Starting wages for home care workers would increase 31% under a tentative union contract that seeks to add financial incentives for an urgently needed but dwindling workforce in Minnesota.

SEIU Healthcare on Friday announced the deal it reached with the state of Minnesota, which would increase starting wages from $15.25 to $20 per hour by 2025 and offer more pay bumps for veteran workers. Union negotiators hailed the deal as professionalizing the industry and offering livable wages and a state orientation program to prepare workers who are new to the challenges of caregiving.

"This new wage scale means that home care workers will be able to protect our own dignity and integrity by having the option to work our way out of poverty and maybe not having to work multiple jobs any more to make ends meet," said Tavona Johnson, a home care worker on the union bargaining team from Austin, Minn.

The deal, subject to ratification votes later this year by workers and the Legislature, would be the fifth since the home care workforce was unionized. It covers more than 20,000 caregivers in consumer-directed programs, meaning that they are employed directly by their elderly or disabled clients in cooperation with the state.
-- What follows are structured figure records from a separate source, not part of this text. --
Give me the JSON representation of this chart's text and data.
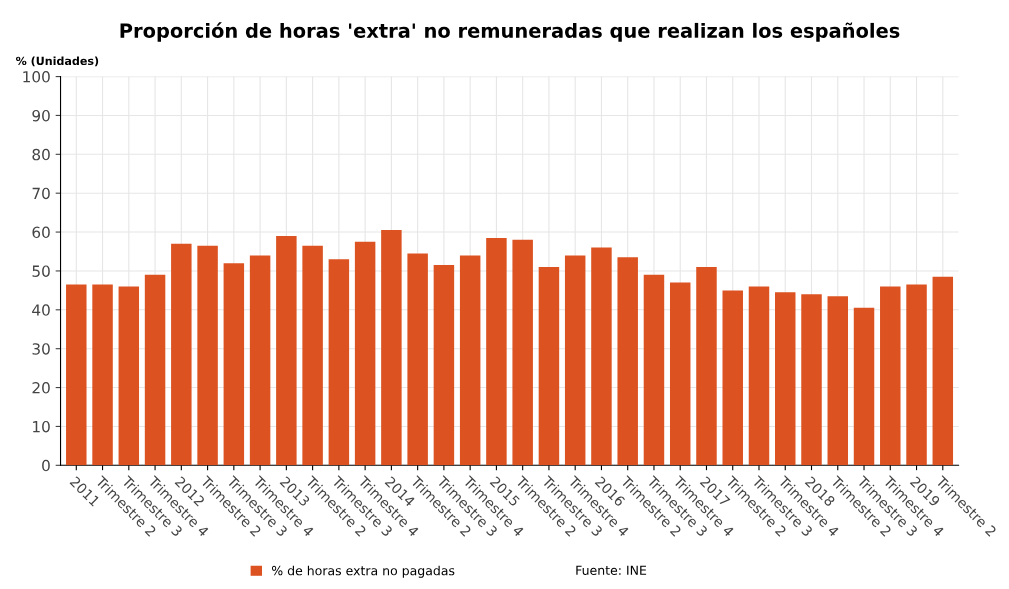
{
  "chart_data": {
    "type": "bar",
    "title": "Proporción de horas 'extra' no remuneradas que realizan los españoles",
    "ylabel": "% (Unidades)",
    "categories": [
      "2011",
      "Trimestre 2",
      "Trimestre 3",
      "Trimestre 4",
      "2012",
      "Trimestre 2",
      "Trimestre 3",
      "Trimestre 4",
      "2013",
      "Trimestre 2",
      "Trimestre 3",
      "Trimestre 4",
      "2014",
      "Trimestre 2",
      "Trimestre 3",
      "Trimestre 4",
      "2015",
      "Trimestre 2",
      "Trimestre 3",
      "Trimestre 4",
      "2016",
      "Trimestre 2",
      "Trimestre 3",
      "Trimestre 4",
      "2017",
      "Trimestre 2",
      "Trimestre 3",
      "Trimestre 4",
      "2018",
      "Trimestre 2",
      "Trimestre 3",
      "Trimestre 4",
      "2019",
      "Trimestre 2"
    ],
    "series": [
      {
        "name": "% de horas extra no pagadas",
        "color": "#dc5220",
        "values": [
          46.5,
          46.5,
          46,
          49,
          57,
          56.5,
          52,
          54,
          59,
          56.5,
          53,
          57.5,
          60.5,
          54.5,
          51.5,
          54,
          58.5,
          58,
          51,
          54,
          56,
          53.5,
          49,
          47,
          51,
          45,
          46,
          44.5,
          44,
          43.5,
          40.5,
          46,
          46.5,
          48.5
        ]
      }
    ],
    "ylim": [
      0,
      100
    ],
    "yticks": [
      0,
      10,
      20,
      30,
      40,
      50,
      60,
      70,
      80,
      90,
      100
    ],
    "grid": true,
    "legend": "bottom",
    "annotations": [
      "Fuente: INE"
    ]
  }
}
The services are funded by the state Medical Assistance program and provided by a mixture of professionals as well as relatives who take on full-time caregiving roles for loved ones. The contract covers about a quarter to a third of Minnesota's home care providers, excluding those employed by private staffing agencies and assigned to clients.

The broader industry of roughly 100,000 personal care and home health aides has been stretched thin by the rising number of Minnesotans who are elderly and in need of services. The last estimate at the end of 2021 showed more than 9,100 job openings — a vacancy rate of 8.4%, according to the Minnesota Department of Employment and Economic Development.

A University of Minnesota analysis in December found a higher quit rate among these low-wage healthcare workers than doctors, nurses and other healthcare technicians who have been burned out by the stresses of the pandemic.

The lack of home care providers contributes to a broader shortage of step-down placements, which receive patients from hospitals who no longer need high-level inpatient care. With nowhere to send patients, hospitals have reported more than 90% capacity levels in their inpatient units for months and backlogs of patients in their emergency departments and waiting rooms.

The tentative contract offers one retention solution to try to build up the workforce: a $1,000 bonus for workers who have provided care for six months or longer, beginning after the new contract takes effect in July.

"Improving wages and benefits will help more people see this as a rewarding career," said Natasha Merz, interim assistant commissioner of the Minnesota Department of Human Services.